= Women in the Western Sahara =

Women in the Western Sahara, commonly known as Sahrawi women, play important roles in family life, refugee camp administration, political activism, and social services, both within the territory controlled by Morocco and in the Sahrawi refugee camps in Tindouf, Algeria. Sahrawi women have been prominent within the Polisario Front’s institutions and in managing long-term refugee camps. In contrast, women living in the Moroccan-administered areas face legal and political constraints and documented human-rights concerns. The modern political mobilization of Sahrawi women is closely linked to the Western Sahara conflict between Morocco and the Polisario Front. Since the 1970s, and the establishment of refugee camps near Tindouf, Sahrawi women have taken on public responsibilities, including health, education, and camp administration roles that challenged traditional gender divisions in Sahrawi society and became integral to the national liberation project.

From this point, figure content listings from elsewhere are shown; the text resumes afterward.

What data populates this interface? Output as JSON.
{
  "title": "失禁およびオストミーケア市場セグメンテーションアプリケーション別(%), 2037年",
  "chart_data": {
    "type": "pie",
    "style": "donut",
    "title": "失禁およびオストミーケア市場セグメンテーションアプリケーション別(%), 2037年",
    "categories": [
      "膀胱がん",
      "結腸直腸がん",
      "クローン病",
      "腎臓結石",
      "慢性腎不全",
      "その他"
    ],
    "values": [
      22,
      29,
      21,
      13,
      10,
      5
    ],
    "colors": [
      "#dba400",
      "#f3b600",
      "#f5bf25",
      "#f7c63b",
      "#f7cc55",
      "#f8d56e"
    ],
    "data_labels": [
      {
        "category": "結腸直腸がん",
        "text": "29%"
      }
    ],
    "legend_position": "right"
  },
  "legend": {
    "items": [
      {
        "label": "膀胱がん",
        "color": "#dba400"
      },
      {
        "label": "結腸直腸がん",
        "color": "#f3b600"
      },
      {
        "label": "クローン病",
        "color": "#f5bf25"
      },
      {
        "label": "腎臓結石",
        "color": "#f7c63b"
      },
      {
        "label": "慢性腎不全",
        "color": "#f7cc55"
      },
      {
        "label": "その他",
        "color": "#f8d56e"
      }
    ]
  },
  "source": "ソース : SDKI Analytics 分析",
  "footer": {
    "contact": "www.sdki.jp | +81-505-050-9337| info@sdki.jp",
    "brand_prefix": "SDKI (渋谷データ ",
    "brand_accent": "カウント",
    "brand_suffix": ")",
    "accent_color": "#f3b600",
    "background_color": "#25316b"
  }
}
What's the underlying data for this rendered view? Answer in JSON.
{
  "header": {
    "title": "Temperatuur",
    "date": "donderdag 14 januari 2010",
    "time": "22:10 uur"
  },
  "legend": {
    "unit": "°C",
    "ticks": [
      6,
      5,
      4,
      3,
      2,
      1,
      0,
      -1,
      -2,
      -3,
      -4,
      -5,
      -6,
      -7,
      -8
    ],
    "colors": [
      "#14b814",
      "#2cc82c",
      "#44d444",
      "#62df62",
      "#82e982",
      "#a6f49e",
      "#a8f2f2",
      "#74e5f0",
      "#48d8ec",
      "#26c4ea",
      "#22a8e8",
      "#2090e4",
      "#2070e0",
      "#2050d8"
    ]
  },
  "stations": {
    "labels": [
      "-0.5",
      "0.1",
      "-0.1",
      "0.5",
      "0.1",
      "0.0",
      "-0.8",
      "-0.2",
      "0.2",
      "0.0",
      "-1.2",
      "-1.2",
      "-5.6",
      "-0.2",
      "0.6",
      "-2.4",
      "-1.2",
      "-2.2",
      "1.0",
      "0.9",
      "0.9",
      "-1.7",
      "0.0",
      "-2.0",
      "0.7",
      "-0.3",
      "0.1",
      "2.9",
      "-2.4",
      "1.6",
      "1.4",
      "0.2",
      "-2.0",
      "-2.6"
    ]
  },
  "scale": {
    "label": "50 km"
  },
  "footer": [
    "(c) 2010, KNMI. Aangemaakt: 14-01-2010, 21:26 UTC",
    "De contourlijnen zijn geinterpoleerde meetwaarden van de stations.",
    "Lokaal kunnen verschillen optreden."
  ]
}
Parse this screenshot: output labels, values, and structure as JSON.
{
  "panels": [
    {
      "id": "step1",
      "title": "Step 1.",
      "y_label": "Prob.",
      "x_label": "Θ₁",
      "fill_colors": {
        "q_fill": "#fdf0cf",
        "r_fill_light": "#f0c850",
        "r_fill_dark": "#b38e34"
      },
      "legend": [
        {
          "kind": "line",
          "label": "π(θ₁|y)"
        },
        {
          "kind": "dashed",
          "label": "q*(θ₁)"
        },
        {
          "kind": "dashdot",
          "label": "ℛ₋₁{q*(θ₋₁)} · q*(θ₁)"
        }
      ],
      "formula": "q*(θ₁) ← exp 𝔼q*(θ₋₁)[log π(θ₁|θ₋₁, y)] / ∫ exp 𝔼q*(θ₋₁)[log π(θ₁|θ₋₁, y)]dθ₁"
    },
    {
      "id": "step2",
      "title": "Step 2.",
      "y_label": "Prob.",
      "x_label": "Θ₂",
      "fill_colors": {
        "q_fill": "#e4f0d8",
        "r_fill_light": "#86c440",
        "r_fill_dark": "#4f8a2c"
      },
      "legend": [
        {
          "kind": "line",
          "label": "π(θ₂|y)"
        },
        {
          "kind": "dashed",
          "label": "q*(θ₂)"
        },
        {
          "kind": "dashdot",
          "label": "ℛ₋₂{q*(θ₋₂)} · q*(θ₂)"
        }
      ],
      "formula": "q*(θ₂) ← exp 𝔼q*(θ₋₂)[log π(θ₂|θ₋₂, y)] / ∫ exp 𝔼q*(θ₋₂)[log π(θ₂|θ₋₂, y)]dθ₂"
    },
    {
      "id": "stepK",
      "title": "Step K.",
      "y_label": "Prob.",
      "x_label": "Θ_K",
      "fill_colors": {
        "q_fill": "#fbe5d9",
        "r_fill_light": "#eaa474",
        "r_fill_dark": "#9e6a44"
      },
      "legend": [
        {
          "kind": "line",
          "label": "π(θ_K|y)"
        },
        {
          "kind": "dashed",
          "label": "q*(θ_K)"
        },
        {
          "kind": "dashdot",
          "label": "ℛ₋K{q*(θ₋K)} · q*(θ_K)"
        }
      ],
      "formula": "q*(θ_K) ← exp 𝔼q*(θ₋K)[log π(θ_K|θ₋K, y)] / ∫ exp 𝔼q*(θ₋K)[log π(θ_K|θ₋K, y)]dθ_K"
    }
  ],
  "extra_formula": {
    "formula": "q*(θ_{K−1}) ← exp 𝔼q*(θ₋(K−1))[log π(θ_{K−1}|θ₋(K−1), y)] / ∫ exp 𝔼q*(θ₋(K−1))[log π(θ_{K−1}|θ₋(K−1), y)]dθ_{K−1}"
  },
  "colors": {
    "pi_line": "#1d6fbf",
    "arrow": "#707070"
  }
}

== Culture and family life ==
Sahrawi culture retains important traditional social practices through language, dress, and family networks. However, wartime displacement and political mobilization have influenced family structures and gender roles. Women’s public visibility in camps and political life is often framed in Sahrawi narratives of national resistance. When it comes to political participation and activism, Sahrawi women are active in Polisario front structures and civil society organizations advocating for self-determination, social services, and women’s rights. Women have also participated in protests and public demonstrations related to the occupation and human-rights complaints. Some women activists in Moroccan-administered Western Sahara have faced arrests, harassment, or violence.